4 of 4 people found the following review helpful
4.0 out of 5 stars
Postmodern pastoral, Mar 28 2005
By Tuor - Published on Amazon.com
This review is from: Peripheral Light (Hardcover)
Not many books of poetry are enacted as vividly in the cinema of the mind as John Kinsella's "Peripheral Light." Nearly 150 pages of poems, arranged without any overt sense of chronology or categorization into "new" and "selected," spool out a brocade of violence, labor, danger, natural presences, hardship, and beauty in (primarily) rural Australia. Poems set later in the book also make jagged forays into political and linguistic territory, although these generally tend to leave less of a strong impression on the ear and inner eye.
Kinsella's strengths-narrative pacing, internal echo, startling images dense with subtext, a reserved irony and skepticism, and lush, lucid description-combine most effectively in poems that focus on the difficulties of hacking farms out of the voracious outback, where one misstep-one overlooked skeleton weed or wild radish-can ruin generations: "One year the farmer asked us if we / felt guilty for missing one & hence ruining / his would-have-been bumper crop. . . . Speaking for myself, / I've included in my lexicon of guilt / the following: what I feel today / will I feel tomorrow?" ("Skeleton weed/generative grammar"). Salt, sheep skulls, screaming black cockatoos and red dominate a landscape all the more intimidating for its poising on the brink of surreality. It would be less troubling if it were simply not real, but there is no evading its perfect naturalness: "The orchard, canker-bound and fading-Australian / Gothic. A bladeless windmill remonstrates / with a warm wind as it singes / oranges scattered in bitter wreaths / of deadwood, scale, and vitrified leaves." ("Black Suns"). Or, in "Warhol at Wheatlands": "outside, in the / spaces between parrots & fruit trees / the stubble rots & the day fails / to sparkle." Or, in "Wheatbelt Gothic or Discovering a Wyeth": ". . .a mat of hay spread over the ooze / of a dead sheep that is the floor / of the soak (blood-black beneath the skin, / bones honeycombed), crystallised with salt." In such a place, humanity is backed into desperate corners, and grief, bickering, and sacrifices of questionable efficacy seem to rule ("The Silo", "Why They Stripped the Last Trees from the Banks of the Creek", "Anathalamion").

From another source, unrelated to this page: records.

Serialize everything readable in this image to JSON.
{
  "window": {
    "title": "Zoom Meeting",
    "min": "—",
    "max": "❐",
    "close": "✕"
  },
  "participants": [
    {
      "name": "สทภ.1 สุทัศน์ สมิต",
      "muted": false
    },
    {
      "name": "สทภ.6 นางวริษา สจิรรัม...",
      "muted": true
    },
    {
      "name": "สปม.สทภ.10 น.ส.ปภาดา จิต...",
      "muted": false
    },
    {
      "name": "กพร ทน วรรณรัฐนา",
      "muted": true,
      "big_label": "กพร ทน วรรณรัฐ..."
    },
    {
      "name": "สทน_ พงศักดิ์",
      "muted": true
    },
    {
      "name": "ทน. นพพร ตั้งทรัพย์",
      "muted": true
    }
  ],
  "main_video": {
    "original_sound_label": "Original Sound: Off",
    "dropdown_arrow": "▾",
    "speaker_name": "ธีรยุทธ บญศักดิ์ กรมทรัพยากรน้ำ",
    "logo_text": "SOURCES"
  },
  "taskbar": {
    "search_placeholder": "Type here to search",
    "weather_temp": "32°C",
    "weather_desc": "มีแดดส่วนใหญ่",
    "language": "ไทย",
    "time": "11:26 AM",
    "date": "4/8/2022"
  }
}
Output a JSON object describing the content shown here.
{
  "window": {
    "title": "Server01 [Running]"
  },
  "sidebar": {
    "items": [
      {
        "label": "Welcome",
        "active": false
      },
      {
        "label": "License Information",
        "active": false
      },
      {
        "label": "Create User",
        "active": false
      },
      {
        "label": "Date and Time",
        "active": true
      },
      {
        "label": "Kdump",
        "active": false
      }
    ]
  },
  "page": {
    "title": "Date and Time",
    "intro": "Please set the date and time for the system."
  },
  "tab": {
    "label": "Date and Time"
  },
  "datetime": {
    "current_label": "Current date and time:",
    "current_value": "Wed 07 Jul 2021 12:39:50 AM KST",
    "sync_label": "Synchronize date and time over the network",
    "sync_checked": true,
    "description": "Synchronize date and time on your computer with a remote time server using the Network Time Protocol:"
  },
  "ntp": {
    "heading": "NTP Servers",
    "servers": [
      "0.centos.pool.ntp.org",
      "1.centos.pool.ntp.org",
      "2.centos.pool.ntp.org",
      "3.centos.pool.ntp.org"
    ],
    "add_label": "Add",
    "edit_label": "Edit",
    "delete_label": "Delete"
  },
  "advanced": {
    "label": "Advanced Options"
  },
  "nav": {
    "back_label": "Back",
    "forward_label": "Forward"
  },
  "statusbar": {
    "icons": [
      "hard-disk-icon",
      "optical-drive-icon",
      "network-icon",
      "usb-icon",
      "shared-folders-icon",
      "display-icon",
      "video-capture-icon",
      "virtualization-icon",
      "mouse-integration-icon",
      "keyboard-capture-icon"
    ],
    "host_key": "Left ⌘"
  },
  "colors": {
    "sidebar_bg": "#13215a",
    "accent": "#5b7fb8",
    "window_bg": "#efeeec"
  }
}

Kinsella does not simply sing elegies and gothic lays, however. He opposes structuring energies against the threat to survival, especially light, memory, and family: "Sometimes I sit on Deep Water Point jetty / and remember the time we spent / considering what lies below / the glistening surface. . . having to answer to no more / than the weather, / small fish, and an urge to be free" ("Approaching the Anniversary of my Last Meeting with my Son"); "Prayer goes somewhere / and is not lost and expects nothing back. . . . Most of the family is there and words are said / and those who can't attend wait for news of the dead / as now it is all about memory" ("Funeral Oration").
Although he crafts wonderful rhymed stanzas in many poems, Kinsella also employs a kind of free-verse form that fails into the superfluity of his subjects. On first reads, these poems seem strangely unfinished to an American eye, but they reveal, in their open structure, an asymmetry that parallels the overabundant energies of the natural world. Taken singly, any of these poems might seem quite strange, but in this worthy collection they act as mirror-slivers in a vivifying mosaic. Part John Clare, part Gary Snyder, part Derrida, Kinsella's work is powerful and distinctive.